That even_wait: Interrupted system call line bugs me though. It's almost as though something tried to interrupt openvpn, failed to do so, and the entire system just sits there in an endless loop waiting for some even to occur that never will. All interfaces stop responding, occassionally I can hit ctrl-alt-del, and the system will attempt a halt, but will never actually be able to fully halt itself.
-
I really should quit this and start winding down for bed, but it's driving me nuts.
Okay, we're dealing with two enigmas here. 1, a tap interface that the system may or may not know what to do with, and 2, and a bridge utilizing that tap interface.
Now I seem to recall that every time there is a change to config.xml, the openvpn process gets killed and relaunched. Is it possible that there's a condition that may be seemingly random to me that might come along and try to reap bridges or individual interfaces, or even the openvpn process itself, fails to do so, and then chases its tail until there are no more resources available to consume?
-
/etc/rc.bootup, line 181.
Seen any harm in moving that down two commands so it comes after openvpn_resync_all();? Theoretically it would mean openvpn would be up, tap0 would be created prior to bridges being brought online, right?

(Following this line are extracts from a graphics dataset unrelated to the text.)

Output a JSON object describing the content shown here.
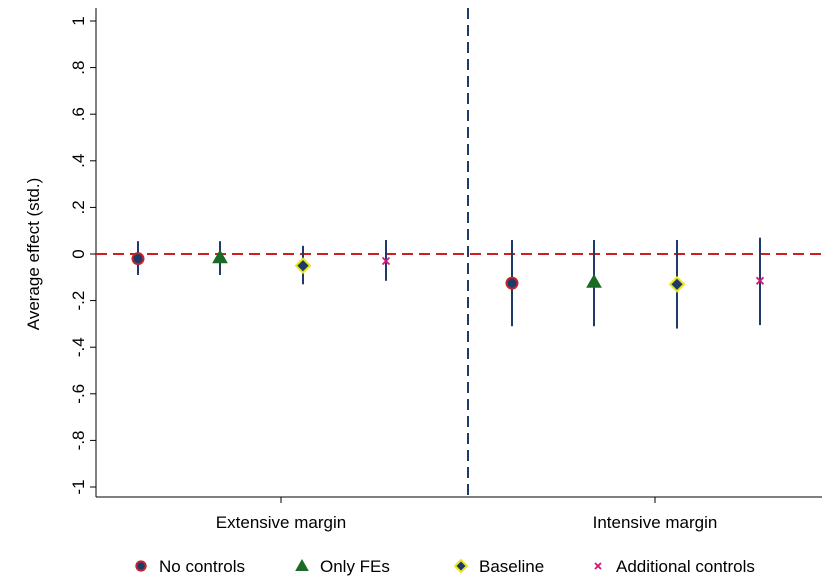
{
  "chart_data": {
    "type": "scatter",
    "ylabel": "Average effect (std.)",
    "ylim": [
      -1.1,
      1.1
    ],
    "yticks": [
      1,
      0.8,
      0.6,
      0.4,
      0.2,
      0,
      -0.2,
      -0.4,
      -0.6,
      -0.8,
      -1
    ],
    "ytick_labels": [
      "1",
      ".8",
      ".6",
      ".4",
      ".2",
      "0",
      "-.2",
      "-.4",
      "-.6",
      "-.8",
      "-1"
    ],
    "groups": [
      "Extensive margin",
      "Intensive margin"
    ],
    "grid": false,
    "reference_line_y": 0,
    "legend_position": "bottom",
    "series": [
      {
        "name": "No controls",
        "marker": "circle",
        "color": "#c0262b",
        "fill": "#1f3a68",
        "points": [
          {
            "group": "Extensive margin",
            "y": -0.02,
            "lo": -0.09,
            "hi": 0.055
          },
          {
            "group": "Intensive margin",
            "y": -0.125,
            "lo": -0.31,
            "hi": 0.06
          }
        ]
      },
      {
        "name": "Only FEs",
        "marker": "triangle",
        "color": "#1a6b25",
        "fill": "#1a6b25",
        "points": [
          {
            "group": "Extensive margin",
            "y": -0.015,
            "lo": -0.09,
            "hi": 0.055
          },
          {
            "group": "Intensive margin",
            "y": -0.12,
            "lo": -0.31,
            "hi": 0.06
          }
        ]
      },
      {
        "name": "Baseline",
        "marker": "diamond",
        "color": "#e8e81a",
        "fill": "#1f3a68",
        "points": [
          {
            "group": "Extensive margin",
            "y": -0.05,
            "lo": -0.13,
            "hi": 0.035
          },
          {
            "group": "Intensive margin",
            "y": -0.13,
            "lo": -0.32,
            "hi": 0.06
          }
        ]
      },
      {
        "name": "Additional controls",
        "marker": "x",
        "color": "#d4147a",
        "fill": "#d4147a",
        "points": [
          {
            "group": "Extensive margin",
            "y": -0.03,
            "lo": -0.115,
            "hi": 0.06
          },
          {
            "group": "Intensive margin",
            "y": -0.115,
            "lo": -0.305,
            "hi": 0.07
          }
        ]
      }
    ],
    "ci_color": "#1f3a68",
    "ref_line_color": "#cc1f1f",
    "divider_color": "#1f3a68"
  }
}
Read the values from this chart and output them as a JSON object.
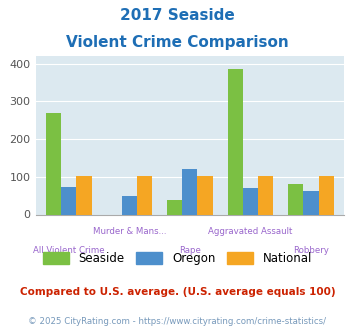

Only thing that comes to mind that runs all the time is /usr/local/sbin/check_reload_status, which is a binary daemon, not php, not a cron job. It appears that it just keeps checking /tmp/check_reload_status, which usually says "sleeping", unless something more interesting is going on. I don't know what it does is there's something more interesting going on though.
-
Promise, last post for the night.
the shellcmd tags DO work, but it requires not one, but two reboots to take effect. I haven't the slightest idea why that is, but upon reboot, nothing happens. Reboot again, it works. ???
Really. Going to go rest now.
Really.